Secondly, it is often the case that small nations with larger neighbours especially enjoy exercising that identity in a sporting context. That in itself is not a problem. The problem arises when people wrongly speculate that there is some greater and more sinister agenda at play.
When a rivalry like Spain versus Portugal leads the then manager of Portugal, Luis Felipe Scolari, to note ahead of a game with the Spanish in 2004 that "This is war, and in war it is kill or be killed", it doesn't mean that Portugal wishes famine and pestilence on its near neighbour, or that Portuguese fans want the Spanish economy to crash. In fact, given the precarious state of the euro and the interdependence of those two economies quite the reverse is true. Equally, Scotland and England are so heavily intertwined in terms of social and economic ties that any suggestion that not supporting the English football team is symptomatic of a wider anti-Englishness is bizarre.
Critics often argue that if Scotland qualified for the World Cup and England did not, England would support Scotland. Not only do I not necessarily believe that – ask yourself whether on your trips south over the past decade you have felt more or less welcome as a Scot – I also don't care. Were Scotland to qualify for the World Cup, English support, or lack of it, would come as a total irrelevance to me.

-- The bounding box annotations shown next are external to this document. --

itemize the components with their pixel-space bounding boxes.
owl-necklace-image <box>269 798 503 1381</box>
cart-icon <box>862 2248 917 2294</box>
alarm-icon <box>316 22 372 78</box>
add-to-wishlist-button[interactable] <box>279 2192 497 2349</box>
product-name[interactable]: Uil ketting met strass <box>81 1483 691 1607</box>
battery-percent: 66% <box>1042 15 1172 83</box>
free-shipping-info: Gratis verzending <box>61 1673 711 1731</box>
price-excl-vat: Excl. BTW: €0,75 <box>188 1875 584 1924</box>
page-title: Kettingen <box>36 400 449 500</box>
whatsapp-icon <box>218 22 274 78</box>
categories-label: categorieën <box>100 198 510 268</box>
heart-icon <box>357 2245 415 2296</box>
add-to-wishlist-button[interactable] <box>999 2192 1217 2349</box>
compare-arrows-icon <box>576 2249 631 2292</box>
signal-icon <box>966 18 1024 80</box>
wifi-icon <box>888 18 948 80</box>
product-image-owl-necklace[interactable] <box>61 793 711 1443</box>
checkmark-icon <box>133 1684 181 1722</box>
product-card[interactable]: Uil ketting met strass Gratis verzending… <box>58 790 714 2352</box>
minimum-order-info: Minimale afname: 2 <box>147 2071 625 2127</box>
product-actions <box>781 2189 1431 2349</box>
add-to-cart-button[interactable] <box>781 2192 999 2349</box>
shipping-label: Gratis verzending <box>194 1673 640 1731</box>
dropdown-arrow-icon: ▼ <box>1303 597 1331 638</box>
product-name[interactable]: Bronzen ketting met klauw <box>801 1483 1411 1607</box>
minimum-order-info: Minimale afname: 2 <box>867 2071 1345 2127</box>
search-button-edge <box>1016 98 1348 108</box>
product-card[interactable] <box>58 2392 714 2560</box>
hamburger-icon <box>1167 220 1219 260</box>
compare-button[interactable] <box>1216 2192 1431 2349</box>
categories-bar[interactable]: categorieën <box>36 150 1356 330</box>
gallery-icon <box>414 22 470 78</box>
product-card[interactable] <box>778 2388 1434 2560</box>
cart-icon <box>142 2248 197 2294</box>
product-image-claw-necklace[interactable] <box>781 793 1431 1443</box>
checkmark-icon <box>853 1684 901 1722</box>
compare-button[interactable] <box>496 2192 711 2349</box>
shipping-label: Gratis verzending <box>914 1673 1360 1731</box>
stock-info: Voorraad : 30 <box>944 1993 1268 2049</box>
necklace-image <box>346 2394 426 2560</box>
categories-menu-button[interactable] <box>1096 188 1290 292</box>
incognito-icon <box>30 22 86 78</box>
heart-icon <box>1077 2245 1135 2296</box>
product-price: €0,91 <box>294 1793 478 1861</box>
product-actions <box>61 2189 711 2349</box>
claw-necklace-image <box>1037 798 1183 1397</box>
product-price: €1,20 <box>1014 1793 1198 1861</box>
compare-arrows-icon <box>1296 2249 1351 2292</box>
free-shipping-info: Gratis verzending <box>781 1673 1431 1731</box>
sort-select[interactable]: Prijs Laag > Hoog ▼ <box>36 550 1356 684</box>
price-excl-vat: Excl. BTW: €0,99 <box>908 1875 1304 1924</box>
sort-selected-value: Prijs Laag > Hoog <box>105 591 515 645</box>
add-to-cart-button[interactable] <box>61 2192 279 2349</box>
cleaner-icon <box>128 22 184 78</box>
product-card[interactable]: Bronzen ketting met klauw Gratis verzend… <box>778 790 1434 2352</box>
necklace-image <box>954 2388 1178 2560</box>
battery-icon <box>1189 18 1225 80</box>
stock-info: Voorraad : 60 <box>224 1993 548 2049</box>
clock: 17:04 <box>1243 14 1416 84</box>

Far from needing to support England to show that Scotland has grown up, I take the opposite view. We will be able to claim that the relationship between the two nations has matured only when people accept that a political union does not equate to national homogeneity.
I am Scottish. No part of me is English. I don't feel British. I am supporting Argentina, Spain and Brazil in this World Cup because they play great football. I don't want to become part of the festival of Englishness to which our cousins south of the border are wholly entitled; but nor do I condemn or criticise it.
In return, I simply claim the right to watch this tournament on my own terms. Scotland did not qualify. It is bad enough that I cannot cheer for my own country in what promises to be a sensational few weeks. But before this thing gets going please can we agree that Scots who don't want to support England can make that choice without some media-fuelled national introspection about whether that makes us narrow-minded bigots?
In fairness, it might do England the power of good if they do win. Finally the ghost of 1966 could be laid to rest and we could consign the grainy images of Geoff Hurst to the archives. But surely the fact that so much is still made of that triumph simply tells us that if there is one nation in these islands with an identity problem and which seeks to use the World Cup as more than a football tournament it isn't Scotland, it's England.